Taxpayers help make up some of the shortfall with state general revenue. If approved, the appropriation for fiscal 2005 to operate the full number of homes will be about $8.5 million next fiscal year, up from $6.5 million this year.

But that would still be shy of what the state homes need to attract nurses and nursing assistants. State home employees went with no raise for two years, then last year, those making less than $40,000 were given $50 a month.

As a result, the facilities have trouble attracting nurses in a tight job market. Half of the nursing positions in the St. Louis home in the suburb of Bellefontaine Neighbors remain vacant. The shortages mean some available beds can't be used despite a waiting list of 1,200 veterans statewide, 300 of them for the St. Louis home.

High turnover also has been a problem at Warrensburg, Cameron and other state homes. Overtime is also increasing, causing morale problems.

To help make up the difference, the commissioners believe they will have to again tap the veterans in their care, raising the top monthly fee -- currently $1,587 for those deemed able to pay it -- by a still-undetermined amount.

"It's starting to become a problem," said Bill Wolford, a World War II Coast Guard veteran who lives in the new home in Cameron.

Those fees are higher in some states and lower in others. Kansas asks its veterans for $2,432 a month, while Georgia provides care at no charge to veterans. While the state's monthly fees would be far less than the expense of a private nursing home, the same care in a federal veterans hospital would be free to some veterans.

A shifting burden

Chuck Arnold, a 78-year-old World War II veteran living at the Cameron home, frets over the increasing share that comes out of his pocket. Resident fees this year made up about $15 million of the total $50 million operating costs.

"The federal government should pay a bigger share," he said. "They should treat veterans better than they do." The Department of Veterans Affairs has saved millions by shifting some of the growing cost of care to 114 state homes that assisted 16,600 veterans last year, many of whom would otherwise have been in $300-a-day VA beds.
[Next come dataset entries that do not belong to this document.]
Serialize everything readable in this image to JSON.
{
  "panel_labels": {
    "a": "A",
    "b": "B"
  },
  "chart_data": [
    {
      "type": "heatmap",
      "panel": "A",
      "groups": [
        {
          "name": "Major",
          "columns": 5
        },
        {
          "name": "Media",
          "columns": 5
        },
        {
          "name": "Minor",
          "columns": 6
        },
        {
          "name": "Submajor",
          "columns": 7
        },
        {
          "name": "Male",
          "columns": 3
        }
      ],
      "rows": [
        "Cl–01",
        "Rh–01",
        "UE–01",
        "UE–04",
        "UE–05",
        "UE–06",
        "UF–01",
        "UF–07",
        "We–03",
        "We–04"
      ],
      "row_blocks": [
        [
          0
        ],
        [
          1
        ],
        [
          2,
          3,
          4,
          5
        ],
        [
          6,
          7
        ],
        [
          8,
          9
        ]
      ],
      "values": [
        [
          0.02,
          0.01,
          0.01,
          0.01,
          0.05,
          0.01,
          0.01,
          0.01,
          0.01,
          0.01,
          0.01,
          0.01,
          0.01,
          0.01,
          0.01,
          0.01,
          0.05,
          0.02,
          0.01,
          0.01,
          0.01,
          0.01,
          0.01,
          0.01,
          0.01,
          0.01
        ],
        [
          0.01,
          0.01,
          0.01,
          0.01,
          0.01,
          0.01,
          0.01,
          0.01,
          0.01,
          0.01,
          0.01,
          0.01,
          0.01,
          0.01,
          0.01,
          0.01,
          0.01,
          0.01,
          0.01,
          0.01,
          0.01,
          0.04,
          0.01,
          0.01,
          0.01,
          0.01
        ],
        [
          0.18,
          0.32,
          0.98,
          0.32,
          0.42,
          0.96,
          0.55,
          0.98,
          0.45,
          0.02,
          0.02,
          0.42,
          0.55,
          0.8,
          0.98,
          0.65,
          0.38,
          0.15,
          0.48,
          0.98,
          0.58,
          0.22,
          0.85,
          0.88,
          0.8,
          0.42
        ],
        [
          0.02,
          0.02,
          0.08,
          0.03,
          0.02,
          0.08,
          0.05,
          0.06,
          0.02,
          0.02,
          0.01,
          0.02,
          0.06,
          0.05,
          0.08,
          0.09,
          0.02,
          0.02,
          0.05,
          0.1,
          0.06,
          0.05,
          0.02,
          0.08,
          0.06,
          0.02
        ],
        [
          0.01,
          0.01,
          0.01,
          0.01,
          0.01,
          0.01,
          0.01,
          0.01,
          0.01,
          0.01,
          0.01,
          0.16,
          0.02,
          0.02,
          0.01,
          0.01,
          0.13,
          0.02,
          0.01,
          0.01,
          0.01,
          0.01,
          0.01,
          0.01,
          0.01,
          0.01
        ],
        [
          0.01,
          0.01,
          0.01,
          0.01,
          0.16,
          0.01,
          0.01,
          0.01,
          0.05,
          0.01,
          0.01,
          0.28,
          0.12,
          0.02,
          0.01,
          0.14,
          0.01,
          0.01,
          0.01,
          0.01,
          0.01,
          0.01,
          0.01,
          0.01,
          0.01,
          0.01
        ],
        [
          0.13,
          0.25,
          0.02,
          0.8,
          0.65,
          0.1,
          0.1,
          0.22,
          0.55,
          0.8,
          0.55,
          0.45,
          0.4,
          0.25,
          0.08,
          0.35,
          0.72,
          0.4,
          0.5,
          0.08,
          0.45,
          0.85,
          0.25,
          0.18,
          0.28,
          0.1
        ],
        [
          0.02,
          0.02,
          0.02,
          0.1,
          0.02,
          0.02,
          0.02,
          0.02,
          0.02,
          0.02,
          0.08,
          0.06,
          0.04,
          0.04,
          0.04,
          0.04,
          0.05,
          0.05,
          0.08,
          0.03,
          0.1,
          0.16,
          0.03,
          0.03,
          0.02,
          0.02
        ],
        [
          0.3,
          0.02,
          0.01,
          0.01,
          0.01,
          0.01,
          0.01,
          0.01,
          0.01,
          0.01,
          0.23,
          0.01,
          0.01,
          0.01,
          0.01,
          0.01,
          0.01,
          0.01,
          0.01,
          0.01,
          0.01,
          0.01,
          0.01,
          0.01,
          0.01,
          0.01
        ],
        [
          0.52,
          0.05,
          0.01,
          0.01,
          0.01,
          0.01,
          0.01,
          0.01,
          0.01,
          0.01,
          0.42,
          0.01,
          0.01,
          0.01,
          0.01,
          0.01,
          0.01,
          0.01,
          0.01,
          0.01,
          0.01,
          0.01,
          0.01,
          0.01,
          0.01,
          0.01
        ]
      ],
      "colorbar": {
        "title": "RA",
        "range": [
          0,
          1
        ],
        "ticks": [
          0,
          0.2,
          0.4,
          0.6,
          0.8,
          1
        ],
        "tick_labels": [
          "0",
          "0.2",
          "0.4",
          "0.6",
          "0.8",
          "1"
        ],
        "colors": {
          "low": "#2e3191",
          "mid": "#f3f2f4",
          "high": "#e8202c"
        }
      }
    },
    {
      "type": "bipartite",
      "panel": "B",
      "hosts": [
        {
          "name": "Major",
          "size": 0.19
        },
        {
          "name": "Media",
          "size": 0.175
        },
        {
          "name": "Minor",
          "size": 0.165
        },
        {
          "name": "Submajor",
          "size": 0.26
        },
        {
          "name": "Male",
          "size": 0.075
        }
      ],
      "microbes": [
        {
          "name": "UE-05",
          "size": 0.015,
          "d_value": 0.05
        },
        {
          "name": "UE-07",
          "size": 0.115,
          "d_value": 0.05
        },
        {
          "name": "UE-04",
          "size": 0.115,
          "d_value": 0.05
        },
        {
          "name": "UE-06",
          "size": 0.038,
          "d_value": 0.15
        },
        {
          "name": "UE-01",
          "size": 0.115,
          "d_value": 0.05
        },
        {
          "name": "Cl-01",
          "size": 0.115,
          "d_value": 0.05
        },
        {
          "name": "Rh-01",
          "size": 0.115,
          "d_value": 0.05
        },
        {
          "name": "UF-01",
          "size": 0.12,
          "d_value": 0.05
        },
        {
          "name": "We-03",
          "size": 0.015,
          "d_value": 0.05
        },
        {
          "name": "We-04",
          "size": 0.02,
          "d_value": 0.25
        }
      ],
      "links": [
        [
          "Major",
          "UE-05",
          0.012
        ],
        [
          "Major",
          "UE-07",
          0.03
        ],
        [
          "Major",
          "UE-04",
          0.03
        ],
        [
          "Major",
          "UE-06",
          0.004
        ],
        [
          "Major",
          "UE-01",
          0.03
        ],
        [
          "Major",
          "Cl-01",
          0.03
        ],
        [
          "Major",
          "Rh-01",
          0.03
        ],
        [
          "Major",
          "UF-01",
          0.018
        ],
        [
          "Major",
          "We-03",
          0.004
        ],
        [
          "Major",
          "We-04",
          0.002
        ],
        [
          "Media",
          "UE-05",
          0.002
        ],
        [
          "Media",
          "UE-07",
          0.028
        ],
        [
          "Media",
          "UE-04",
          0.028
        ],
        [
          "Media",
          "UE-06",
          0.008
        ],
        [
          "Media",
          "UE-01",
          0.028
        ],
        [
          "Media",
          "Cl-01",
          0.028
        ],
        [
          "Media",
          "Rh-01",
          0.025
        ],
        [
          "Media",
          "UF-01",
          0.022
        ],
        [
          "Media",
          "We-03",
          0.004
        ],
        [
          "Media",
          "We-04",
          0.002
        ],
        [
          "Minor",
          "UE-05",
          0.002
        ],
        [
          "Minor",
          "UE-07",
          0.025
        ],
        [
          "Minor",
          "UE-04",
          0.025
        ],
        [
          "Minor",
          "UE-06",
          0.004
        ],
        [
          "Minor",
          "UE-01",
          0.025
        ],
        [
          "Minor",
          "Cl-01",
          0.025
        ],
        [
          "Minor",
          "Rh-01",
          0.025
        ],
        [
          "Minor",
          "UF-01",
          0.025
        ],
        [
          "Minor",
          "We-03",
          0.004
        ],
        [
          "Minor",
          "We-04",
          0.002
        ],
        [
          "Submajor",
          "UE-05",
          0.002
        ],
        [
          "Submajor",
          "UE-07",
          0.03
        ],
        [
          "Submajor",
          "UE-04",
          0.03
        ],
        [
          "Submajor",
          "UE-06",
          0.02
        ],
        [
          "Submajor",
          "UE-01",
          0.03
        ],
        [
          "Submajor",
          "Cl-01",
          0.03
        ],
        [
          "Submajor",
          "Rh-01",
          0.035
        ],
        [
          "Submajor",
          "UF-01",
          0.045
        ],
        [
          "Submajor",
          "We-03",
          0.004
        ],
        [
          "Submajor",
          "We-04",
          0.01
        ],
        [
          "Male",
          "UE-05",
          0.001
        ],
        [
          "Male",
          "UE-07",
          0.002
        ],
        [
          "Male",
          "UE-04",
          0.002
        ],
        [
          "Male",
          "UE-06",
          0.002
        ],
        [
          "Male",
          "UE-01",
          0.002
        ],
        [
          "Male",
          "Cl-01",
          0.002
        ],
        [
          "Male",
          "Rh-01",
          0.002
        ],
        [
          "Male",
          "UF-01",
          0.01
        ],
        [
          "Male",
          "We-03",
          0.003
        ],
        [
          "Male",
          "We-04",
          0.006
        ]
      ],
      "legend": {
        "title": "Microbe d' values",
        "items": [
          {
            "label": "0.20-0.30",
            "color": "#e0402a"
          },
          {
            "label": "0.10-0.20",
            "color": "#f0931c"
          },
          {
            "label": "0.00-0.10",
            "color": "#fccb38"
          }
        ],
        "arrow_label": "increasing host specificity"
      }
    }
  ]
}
Despite admonitions from Congress, the VA is trying to get out of the long-term care business, according to McVay and other veterans' advocates.

In 1998, state homes took 43 percent of the veterans nursing home workload and the VA had 40 percent, according to the General Accounting Office. Last year, the ratio had shifted to 50 percent handled by the states and 37 percent by Washington. Many of the remaining veterans are in private homes with VA contracts.

Meanwhile, the VA's per diem to the states, now at $57.76 per veteran, has not kept up with the rising cost of health care. In Missouri, those contributions added up to about $21 million this year, but will fall short of next year's projected amount by $440,000, Taylor said.

Veterans affairs secretary Principi says the VA knows state homes are under financial duress, but so is his department. "We are always looking at higher per diems," he said.

Also, the VA pays the states no additional money for caring for a special class of veterans, such as Bill Furia. The Vietnam veteran, who lives in the Warrensburg home, is 100 percent disabled because of exposure to Agent Orange. He and other veterans who are at least 70 percent disabled are a bargain for the VA because the agency would have to provide services at no cost if they lived in a federal facility.

"The federal government made a commitment, and they need to fund these veterans' homes at a higher level," said Lt. Gov. Joe Maxwell.